So cool to see my article on deer antlers show up online through the Davis Enterprise newspaper! CLICK HERE to read it.
This article prompted a comment from a reader:
“Again, loved reading another of your articles in the Daily Democrat titled “What’s the deal with those wonky antlers?” You educate us on so many topics with answers to questions we have wondered about all of our lives. I cut the articles out of the newspaper and put them in the respective field guide or book to reread again and use for reference and mail copies to my daughter. I am so sorry to hear about your diagnosis.

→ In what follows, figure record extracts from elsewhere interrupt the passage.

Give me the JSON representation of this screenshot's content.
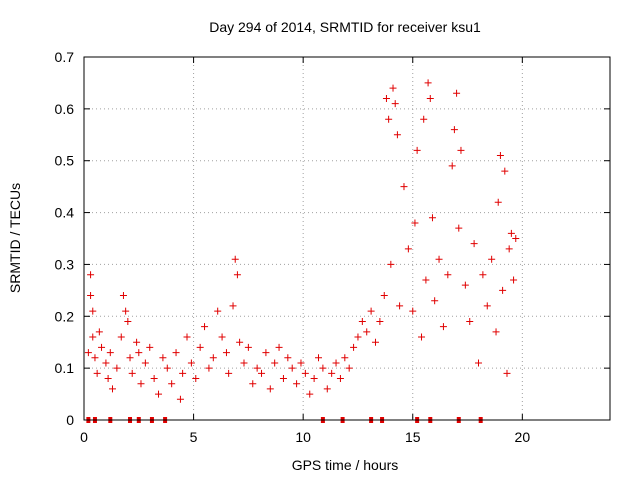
{
  "chart_data": {
    "type": "scatter",
    "title": "Day 294 of 2014, SRMTID for receiver ksu1",
    "xlabel": "GPS time / hours",
    "ylabel": "SRMTID / TECUs",
    "xlim": [
      0,
      24
    ],
    "ylim": [
      0,
      0.7
    ],
    "xticks": [
      0,
      5,
      10,
      15,
      20
    ],
    "xtick_labels": [
      "0",
      "5",
      "10",
      "15",
      "20"
    ],
    "yticks": [
      0,
      0.1,
      0.2,
      0.3,
      0.4,
      0.5,
      0.6,
      0.7
    ],
    "ytick_labels": [
      "0",
      "0.1",
      "0.2",
      "0.3",
      "0.4",
      "0.5",
      "0.6",
      "0.7"
    ],
    "grid": true,
    "marker": "+",
    "series_color": "#e00000",
    "series": [
      {
        "name": "SRMTID",
        "points": [
          [
            0.2,
            0.13
          ],
          [
            0.3,
            0.28
          ],
          [
            0.3,
            0.24
          ],
          [
            0.4,
            0.21
          ],
          [
            0.4,
            0.16
          ],
          [
            0.5,
            0.12
          ],
          [
            0.6,
            0.09
          ],
          [
            0.7,
            0.17
          ],
          [
            0.8,
            0.14
          ],
          [
            1.0,
            0.11
          ],
          [
            1.1,
            0.08
          ],
          [
            1.2,
            0.13
          ],
          [
            1.3,
            0.06
          ],
          [
            1.5,
            0.1
          ],
          [
            1.7,
            0.16
          ],
          [
            1.8,
            0.24
          ],
          [
            1.9,
            0.21
          ],
          [
            2.0,
            0.19
          ],
          [
            2.1,
            0.12
          ],
          [
            2.2,
            0.09
          ],
          [
            2.4,
            0.15
          ],
          [
            2.5,
            0.13
          ],
          [
            2.6,
            0.07
          ],
          [
            2.8,
            0.11
          ],
          [
            3.0,
            0.14
          ],
          [
            3.2,
            0.08
          ],
          [
            3.4,
            0.05
          ],
          [
            3.6,
            0.12
          ],
          [
            3.8,
            0.1
          ],
          [
            4.0,
            0.07
          ],
          [
            4.2,
            0.13
          ],
          [
            4.4,
            0.04
          ],
          [
            4.5,
            0.09
          ],
          [
            4.7,
            0.16
          ],
          [
            4.9,
            0.11
          ],
          [
            5.1,
            0.08
          ],
          [
            5.3,
            0.14
          ],
          [
            5.5,
            0.18
          ],
          [
            5.7,
            0.1
          ],
          [
            5.9,
            0.12
          ],
          [
            6.1,
            0.21
          ],
          [
            6.3,
            0.16
          ],
          [
            6.5,
            0.13
          ],
          [
            6.6,
            0.09
          ],
          [
            6.8,
            0.22
          ],
          [
            6.9,
            0.31
          ],
          [
            7.0,
            0.28
          ],
          [
            7.1,
            0.15
          ],
          [
            7.3,
            0.11
          ],
          [
            7.5,
            0.14
          ],
          [
            7.7,
            0.07
          ],
          [
            7.9,
            0.1
          ],
          [
            8.1,
            0.09
          ],
          [
            8.3,
            0.13
          ],
          [
            8.5,
            0.06
          ],
          [
            8.7,
            0.11
          ],
          [
            8.9,
            0.14
          ],
          [
            9.1,
            0.08
          ],
          [
            9.3,
            0.12
          ],
          [
            9.5,
            0.1
          ],
          [
            9.7,
            0.07
          ],
          [
            9.9,
            0.11
          ],
          [
            10.1,
            0.09
          ],
          [
            10.3,
            0.05
          ],
          [
            10.5,
            0.08
          ],
          [
            10.7,
            0.12
          ],
          [
            10.9,
            0.1
          ],
          [
            11.1,
            0.06
          ],
          [
            11.3,
            0.09
          ],
          [
            11.5,
            0.11
          ],
          [
            11.7,
            0.08
          ],
          [
            11.9,
            0.12
          ],
          [
            12.1,
            0.1
          ],
          [
            12.3,
            0.14
          ],
          [
            12.5,
            0.16
          ],
          [
            12.7,
            0.19
          ],
          [
            12.9,
            0.17
          ],
          [
            13.1,
            0.21
          ],
          [
            13.3,
            0.15
          ],
          [
            13.5,
            0.19
          ],
          [
            13.7,
            0.24
          ],
          [
            13.8,
            0.62
          ],
          [
            13.9,
            0.58
          ],
          [
            14.0,
            0.3
          ],
          [
            14.1,
            0.64
          ],
          [
            14.2,
            0.61
          ],
          [
            14.3,
            0.55
          ],
          [
            14.4,
            0.22
          ],
          [
            14.6,
            0.45
          ],
          [
            14.8,
            0.33
          ],
          [
            15.0,
            0.21
          ],
          [
            15.1,
            0.38
          ],
          [
            15.2,
            0.52
          ],
          [
            15.4,
            0.16
          ],
          [
            15.5,
            0.58
          ],
          [
            15.6,
            0.27
          ],
          [
            15.7,
            0.65
          ],
          [
            15.8,
            0.62
          ],
          [
            15.9,
            0.39
          ],
          [
            16.0,
            0.23
          ],
          [
            16.2,
            0.31
          ],
          [
            16.4,
            0.18
          ],
          [
            16.6,
            0.28
          ],
          [
            16.8,
            0.49
          ],
          [
            16.9,
            0.56
          ],
          [
            17.0,
            0.63
          ],
          [
            17.1,
            0.37
          ],
          [
            17.2,
            0.52
          ],
          [
            17.4,
            0.26
          ],
          [
            17.6,
            0.19
          ],
          [
            17.8,
            0.34
          ],
          [
            18.0,
            0.11
          ],
          [
            18.2,
            0.28
          ],
          [
            18.4,
            0.22
          ],
          [
            18.6,
            0.31
          ],
          [
            18.8,
            0.17
          ],
          [
            18.9,
            0.42
          ],
          [
            19.0,
            0.51
          ],
          [
            19.1,
            0.25
          ],
          [
            19.2,
            0.48
          ],
          [
            19.3,
            0.09
          ],
          [
            19.4,
            0.33
          ],
          [
            19.5,
            0.36
          ],
          [
            19.6,
            0.27
          ],
          [
            19.7,
            0.35
          ]
        ]
      }
    ],
    "baseline_marks_x": [
      0.2,
      0.5,
      1.2,
      2.1,
      2.5,
      3.1,
      3.7,
      10.9,
      11.8,
      13.1,
      13.6,
      15.2,
      15.8,
      17.1,
      18.1
    ]
  }
}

I just want you to know how much you have contributed to the natural world through your love of sharing it. — Kind regards, Kris Turner”

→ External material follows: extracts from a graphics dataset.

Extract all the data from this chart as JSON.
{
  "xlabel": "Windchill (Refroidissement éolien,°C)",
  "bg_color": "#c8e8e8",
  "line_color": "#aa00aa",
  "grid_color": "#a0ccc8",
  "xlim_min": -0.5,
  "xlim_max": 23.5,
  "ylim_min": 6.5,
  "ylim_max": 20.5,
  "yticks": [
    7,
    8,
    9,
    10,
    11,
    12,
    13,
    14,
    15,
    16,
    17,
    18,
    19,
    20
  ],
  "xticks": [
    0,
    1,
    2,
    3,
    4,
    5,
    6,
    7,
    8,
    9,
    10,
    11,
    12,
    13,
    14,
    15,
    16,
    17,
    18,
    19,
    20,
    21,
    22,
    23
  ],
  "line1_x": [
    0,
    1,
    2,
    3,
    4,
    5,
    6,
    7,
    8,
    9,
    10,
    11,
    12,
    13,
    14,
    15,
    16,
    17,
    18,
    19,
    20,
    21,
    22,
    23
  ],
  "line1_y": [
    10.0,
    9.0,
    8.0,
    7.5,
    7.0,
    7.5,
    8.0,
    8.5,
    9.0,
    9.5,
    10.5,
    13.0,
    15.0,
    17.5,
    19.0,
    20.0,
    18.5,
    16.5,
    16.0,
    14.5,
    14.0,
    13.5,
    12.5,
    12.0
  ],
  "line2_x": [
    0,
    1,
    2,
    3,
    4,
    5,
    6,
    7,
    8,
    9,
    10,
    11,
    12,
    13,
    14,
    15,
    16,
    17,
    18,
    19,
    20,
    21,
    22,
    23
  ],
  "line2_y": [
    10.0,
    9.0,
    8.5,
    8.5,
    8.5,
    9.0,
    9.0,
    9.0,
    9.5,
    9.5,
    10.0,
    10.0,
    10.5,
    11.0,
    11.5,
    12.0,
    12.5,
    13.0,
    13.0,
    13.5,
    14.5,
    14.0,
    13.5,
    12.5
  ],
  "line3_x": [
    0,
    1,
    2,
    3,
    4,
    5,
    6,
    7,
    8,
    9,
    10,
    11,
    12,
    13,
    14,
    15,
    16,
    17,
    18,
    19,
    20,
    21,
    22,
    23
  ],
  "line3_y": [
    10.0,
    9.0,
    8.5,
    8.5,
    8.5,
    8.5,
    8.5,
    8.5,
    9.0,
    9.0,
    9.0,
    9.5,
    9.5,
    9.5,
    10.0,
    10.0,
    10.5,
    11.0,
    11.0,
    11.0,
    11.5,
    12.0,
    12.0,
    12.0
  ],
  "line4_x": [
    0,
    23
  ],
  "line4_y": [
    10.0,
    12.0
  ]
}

I got up around 5:30 this morning so I could get over to the Effie Yeaw Nature Preserve and begin my monitoring of my milkweed plot there for evidence of Monarch Butterflies.

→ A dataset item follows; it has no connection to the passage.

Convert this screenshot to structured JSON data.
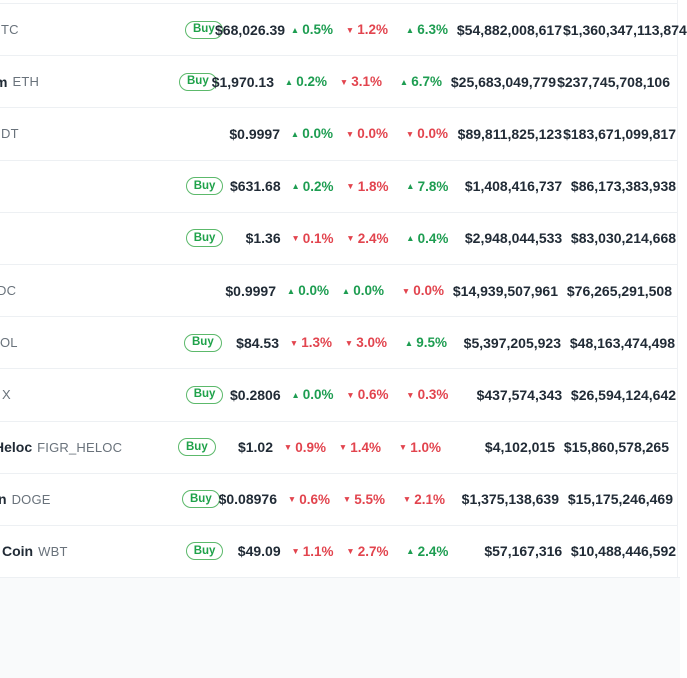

I got there around 6:30 am and was pleased to see fellow volunteer and Certified California Naturalist, Roxanne Moger, there, too, ready and anxious to help with this first day at “my” plot. The first thing we saw when we walked in was a lovely doe sitting on the side of the hill right next to the plot. She let us get some photos of her before she got up and moved along. There was a narrow game trail right through the plot that the deer had made.
We divvied the plot up and started by counting all of the plants – over 40 just in our section! – and then we went plant-by plant, looking at every leaf for any evidence of Monarch eggs or larvae. I wasn’t expecting to see any, and we didn’t. The Monarchs didn’t show up last year until the fall, so I didn’t think there would be any in the plot today. But we were still very vigilant about checking every plant and every leaf.
Part of the plot sits at a slight angle and is cluttered with other plants like a large coyote brush bush, a couple of wild rose bushes and some bay, and Roxanne was wonderful about monitoring that part, so I didn’t have to climb under branches or get snagged by thorns. I thought that was so sweet of her! I had a special magnifier to check for eggs, but for most of the time I just used my cell phone as a magnifying glass and took photos if I found anything that looked interesting or unusual. We came across several different kinds of spiders including Yellow Sac Spiders, Trashline Orb Weavers and Jumping Spiders; some Oleander Aphids, Common Green Lacewing eggs, Red Mites, the larvae of Green Stink Bugs and the Twenty-spotted Lady Beetle, some leafhoppers and some spittle bugs.
We were out at the plot for about 2 hours. Later in the day, after I got home, I loaded our findings onto the MLMP website. It took me a little bit to figure out what went where, but I think I get everything in there all right.
I got up around 5:30 this morning so I could get over to the Effie Yeaw Nature Preserve and begin my monitoring of my milkweed plot there for evidence of Monarch Butterflies. I finished that (with the help of my friend and co-naturalist Roxanne Moger) around 8:30.
It was still relatively cool outside, so Roxanne and I
decided to put our tools back into our car and walk for a little while. We came across some cooperative squirrels and
a Desert Cottontail rabbit, and also checked out the tree where I’d seen the
feral beehive earlier. There were about
three times as many bees at the spot, so I’m assuming the queen has decided to
set up shop there.
The surprise sighting was coming across another doe – with twin fawns! She was keeping them well-hidden in the shade and tall grass, but we were able to catch glimpses of them. And we couldn’t help but chuckle when the babies went stotting through the grass with mom chasing after them. They’re so tiny but soooo active! They’re the first fawns I’ve seen this year and that’s always exciting.
As we were leaving the preserve, I could hear a Ground Squirrel’s alarm call and looked around to see if I could spot what the trouble might be. I saw movement overhead and spotted an adult Red-Shouldered Hawk fly overhead. It landed in a nearby tree and then sat there for quite a while, so we were able to get quite a few photos of it. So, even though our walk was only a single loop, we got to see quite a bit… which is always fun.